CTT “têm caminho de crescimento à sua frente” apesar da queda do correio

  • Lusa
  • 7 Maio 2021

O presidente executivo dos CTT, João Bento, garante que a empresa tem um "caminho de crescimento pela frente", apesar do declínio do negócio do correio.

O presidente executivo dos CTT CTT 0,56% afirmou, em declarações à Lusa, que o resultado no primeiro trimestre prova que os Correios de Portugal “têm um caminho de crescimento à sua frente”, mesmo com o correio em declínio.

O lucro dos CTT mais que duplicou no primeiro trimestre, face a igual período de 2020, para 8,7 milhões de euros, tendo as receitas subido 14,1% para 205,3 milhões de euros. “Foi um trimestre de crescimento em que prova que os CTT têm um caminho de crescimento à sua frente mesmo com o correio em declínio”, afirmou João Bento.

“É mais um trimestre consecutivo em que mostramos que mesmo com o correio a cair conseguimos crescer, tem esse significado simbólico muito importante”, reforçou o gestor “Quando comparamos os resultados do trimestre nas várias áreas de negócios e no agregado com o primeiro trimestre de 2020, ele compara bem, mas mesmo comparando com 2019, os resultados foram muito bons”, prosseguiu o João Bento.

Recordando que os CTT reportam resultados trimestrais desde 2013, sublinhou que os Correios de Portugal “nunca tiveram um resultado no primeiro trimestre tão bom e nunca tiveram receitas no primeiro trimestre acima dos 200 milhões” como aconteceu agora.

O crescimento no trimestre, apontou, assenta essencialmente na área de expresso e encomendas e “com o Banco CTT a contribuir também”, embora “menos do que contribuiria se não houvesse confinamento”.

No trimestre em análise, os rendimentos de expresso e encomendas atingiram um recorde de 63,4 milhões de euros, o que representou uma subida homóloga de 70,1% e os do Banco CTT cresceram 8,7% para 21,2 milhões de euros, os quais “mais do que compensaram o decréscimo dos rendimentos no correio e outros (-1,4%) e nos serviços financeiros e retalho (-6,7%)”, segundo os Correios.

Questionado sobre as expectativas de que tanto o expresso e encomendas como o Banco CTT continuem a impulsionar os rendimentos, João Bento disse esperar que sim. “O Banco CTT, até porque anunciou há dias a sua nova parceria com a Sonae, tem ali mais uma área de crescimento no crédito ao consumo, temos outras coisas no banco em gestação que acho que vão permitir executar uma história”, afirmou João Bento.

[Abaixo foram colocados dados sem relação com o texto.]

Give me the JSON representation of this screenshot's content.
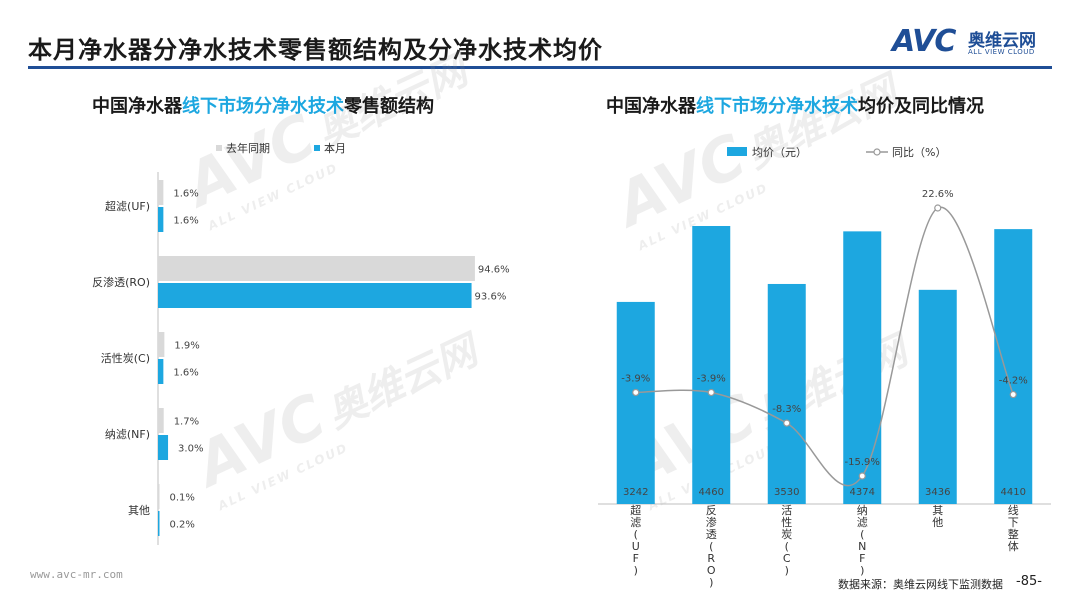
{
  "page": {
    "title": "本月净水器分净水技术零售额结构及分净水技术均价",
    "logo": {
      "mark": "AVC",
      "cn": "奥维云网",
      "en": "ALL VIEW CLOUD"
    },
    "footer": {
      "url": "www.avc-mr.com",
      "source": "数据来源：奥维云网线下监测数据",
      "page_no": "-85-"
    },
    "watermark": {
      "mark": "AVC",
      "cn": "奥维云网",
      "en": "ALL VIEW CLOUD"
    },
    "colors": {
      "primary": "#1f4e96",
      "current": "#1da7e0",
      "last_year": "#d9d9d9",
      "line": "#999999"
    }
  },
  "left_panel": {
    "title_prefix": "中国净水器",
    "title_highlight": "线下市场分净水技术",
    "title_suffix": "零售额结构"
  },
  "right_panel": {
    "title_prefix": "中国净水器",
    "title_highlight": "线下市场分净水技术",
    "title_suffix": "均价及同比情况"
  },
  "chart_data": [
    {
      "type": "bar",
      "orientation": "horizontal",
      "categories": [
        "超滤(UF)",
        "反渗透(RO)",
        "活性炭(C)",
        "纳滤(NF)",
        "其他"
      ],
      "series": [
        {
          "name": "去年同期",
          "values": [
            1.6,
            94.6,
            1.9,
            1.7,
            0.1
          ],
          "labels": [
            "1.6%",
            "94.6%",
            "1.9%",
            "1.7%",
            "0.1%"
          ],
          "color": "#d9d9d9"
        },
        {
          "name": "本月",
          "values": [
            1.6,
            93.6,
            1.6,
            3.0,
            0.2
          ],
          "labels": [
            "1.6%",
            "93.6%",
            "1.6%",
            "3.0%",
            "0.2%"
          ],
          "color": "#1da7e0"
        }
      ],
      "legend_position": "top",
      "grid": false
    },
    {
      "type": "bar",
      "secondary_type": "line",
      "categories": [
        "超滤(UF)",
        "反渗透(RO)",
        "活性炭(C)",
        "纳滤(NF)",
        "其他",
        "线下整体"
      ],
      "series": [
        {
          "name": "均价（元）",
          "values": [
            3242,
            4460,
            3530,
            4374,
            3436,
            4410
          ],
          "labels": [
            "3242",
            "4460",
            "3530",
            "4374",
            "3436",
            "4410"
          ],
          "color": "#1da7e0"
        },
        {
          "name": "同比（%）",
          "values": [
            -3.9,
            -3.9,
            -8.3,
            -15.9,
            22.6,
            -4.2
          ],
          "labels": [
            "-3.9%",
            "-3.9%",
            "-8.3%",
            "-15.9%",
            "22.6%",
            "-4.2%"
          ],
          "color": "#999999",
          "smooth": true
        }
      ],
      "legend_position": "top",
      "grid": false
    }
  ]
}
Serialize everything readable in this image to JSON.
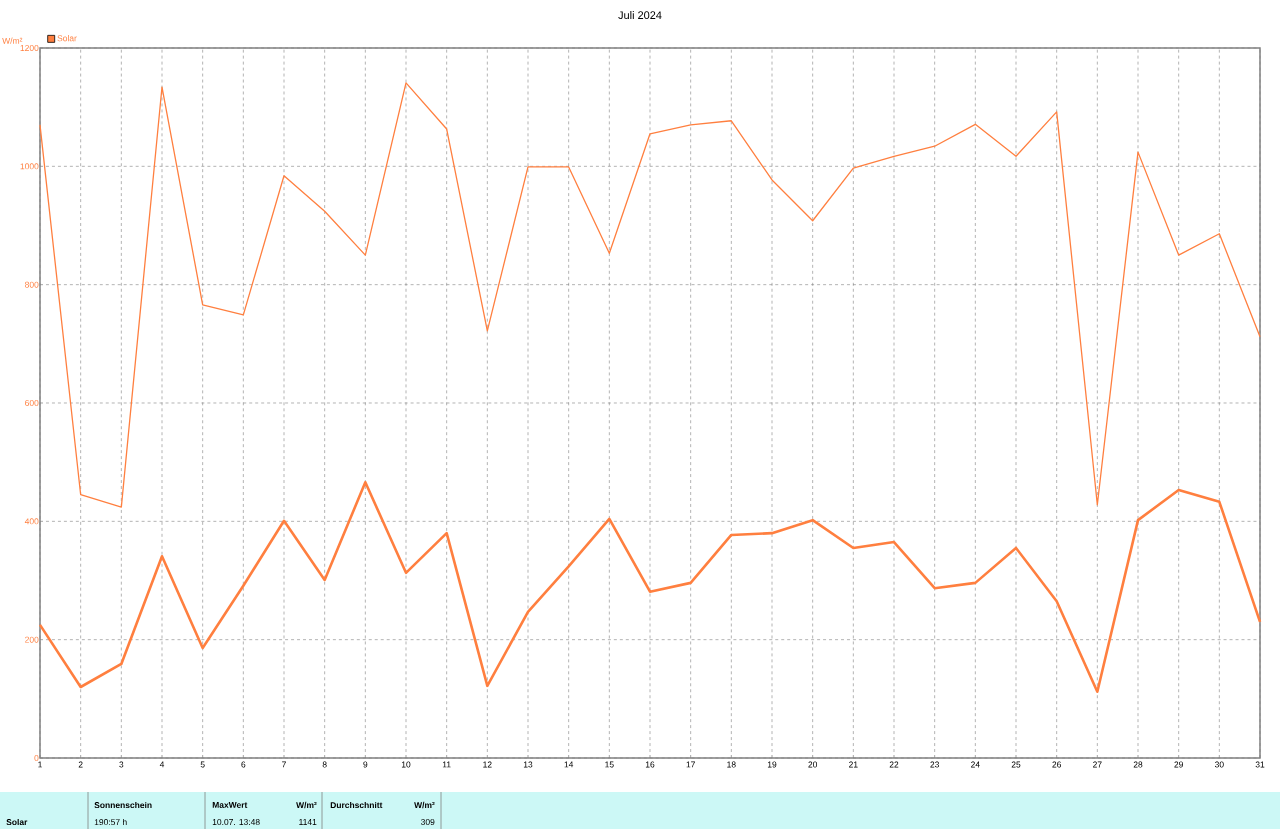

Salientou que tudo o que é a oferta “na área do digital e no apoio ao desenvolvimento do comércio eletrónico vai continuar a ser muito importante” e a ser uma aposta.

“Nós hoje temos, além de um grande crescimento do comércio eletrónico nos grandes clientes, muitos pequenos clientes a chegar ao comércio eletrónico. Portanto, temos uma expectativa de, sem confinamento”, continuar a crescer, mas menos, apontou.

A quota de mercado em Espanha, onde os CTT duplicaram as encomendas face ao trimestre homólogo, ao contrário de Portugal — onde esta é importante — ainda é “pequena”. Quer Portugal como Espanha “são mercados convergentes no que diz respeito à adoção do comércio eletrónico” e há “uma tendência natural de desenvolvimento da economia que nos ajuda nesse sentido”, acrescentou João Bento.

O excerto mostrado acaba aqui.